WASHINGTON, Feb. 21 (Xinhua) -- Wells Fargo, one of the leading US banks, has agreed to pay 3 billion US dollars to settle criminal and civil investigations with the US Department of Justice (DOJ) and the Securities and Exchange Commission (SEC) over its fake accounts scandal, the DOJ announced Friday.

The settlement stemmed from a practice between 2002 and 2016 of "pressuring" employees to meet "unrealistic" sales goals that led thousands of employees to provide millions of accounts or products to customers under "false pretenses or without consent," often by creating false records or misusing customers' identities, according to a statement from the US Attorney's Office.

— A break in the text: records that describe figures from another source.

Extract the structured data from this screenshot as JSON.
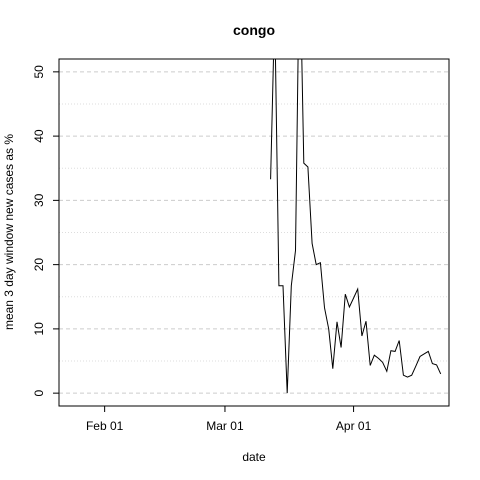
{
  "chart_data": {
    "type": "line",
    "title": "congo",
    "xlabel": "date",
    "ylabel": "mean  3  day window new cases as %",
    "x_ticks": [
      {
        "date": "2020-02-01",
        "label": "Feb 01"
      },
      {
        "date": "2020-03-01",
        "label": "Mar 01"
      },
      {
        "date": "2020-04-01",
        "label": "Apr 01"
      }
    ],
    "y_ticks": [
      0,
      10,
      20,
      30,
      40,
      50
    ],
    "xlim": [
      "2020-01-21",
      "2020-04-24"
    ],
    "ylim": [
      -2,
      52
    ],
    "grid": true,
    "line_color": "#000000",
    "series": [
      {
        "name": "",
        "x": [
          "2020-03-12",
          "2020-03-13",
          "2020-03-14",
          "2020-03-15",
          "2020-03-16",
          "2020-03-17",
          "2020-03-18",
          "2020-03-19",
          "2020-03-20",
          "2020-03-21",
          "2020-03-22",
          "2020-03-23",
          "2020-03-24",
          "2020-03-25",
          "2020-03-26",
          "2020-03-27",
          "2020-03-28",
          "2020-03-29",
          "2020-03-30",
          "2020-03-31",
          "2020-04-01",
          "2020-04-02",
          "2020-04-03",
          "2020-04-04",
          "2020-04-05",
          "2020-04-06",
          "2020-04-07",
          "2020-04-08",
          "2020-04-09",
          "2020-04-10",
          "2020-04-11",
          "2020-04-12",
          "2020-04-13",
          "2020-04-14",
          "2020-04-15",
          "2020-04-16",
          "2020-04-17",
          "2020-04-18",
          "2020-04-19",
          "2020-04-20",
          "2020-04-21",
          "2020-04-22"
        ],
        "values": [
          33.3,
          60,
          16.7,
          16.7,
          0,
          16.7,
          22.2,
          70,
          35.8,
          35.2,
          23.3,
          20.0,
          20.3,
          13.3,
          10.0,
          3.8,
          11.1,
          7.1,
          15.4,
          13.4,
          14.8,
          16.2,
          8.9,
          11.2,
          4.3,
          5.9,
          5.4,
          4.8,
          3.4,
          6.6,
          6.5,
          8.2,
          2.8,
          2.5,
          2.8,
          4.2,
          5.7,
          6.1,
          6.5,
          4.6,
          4.4,
          3.0
        ]
      }
    ]
  }
}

Wells Fargo admitted that it had collected millions of dollars in fees and interest to which the company was not entitled, harmed the credit ratings of certain customers, and unlawfully misused customers' sensitive personal information, including customers' means of identification.

The 3-billion-dollar payment includes a 500-million-dollar civil penalty to be distributed by the SEC to investors.

"This settlement holds Wells Fargo accountable for tolerating fraudulent conduct that is remarkable both for its duration and scope, and for its blatant disregard of customer's private information," Deputy Assistant Attorney General Michael D. Granston of the DOJ's Civil Division said in the statement.

US Attorney Andrew Murray for the Western District of North Carolina said "today's announcement should serve as a stark reminder that no institution is too big, too powerful, or too well-known to be held accountable and face enforcement action for its wrongdoings."

The 3-billion-dollar fine accounts for about 15 percent of Wells Fargo's 19.5 billion dollars in profit last year, according to The Washington Post.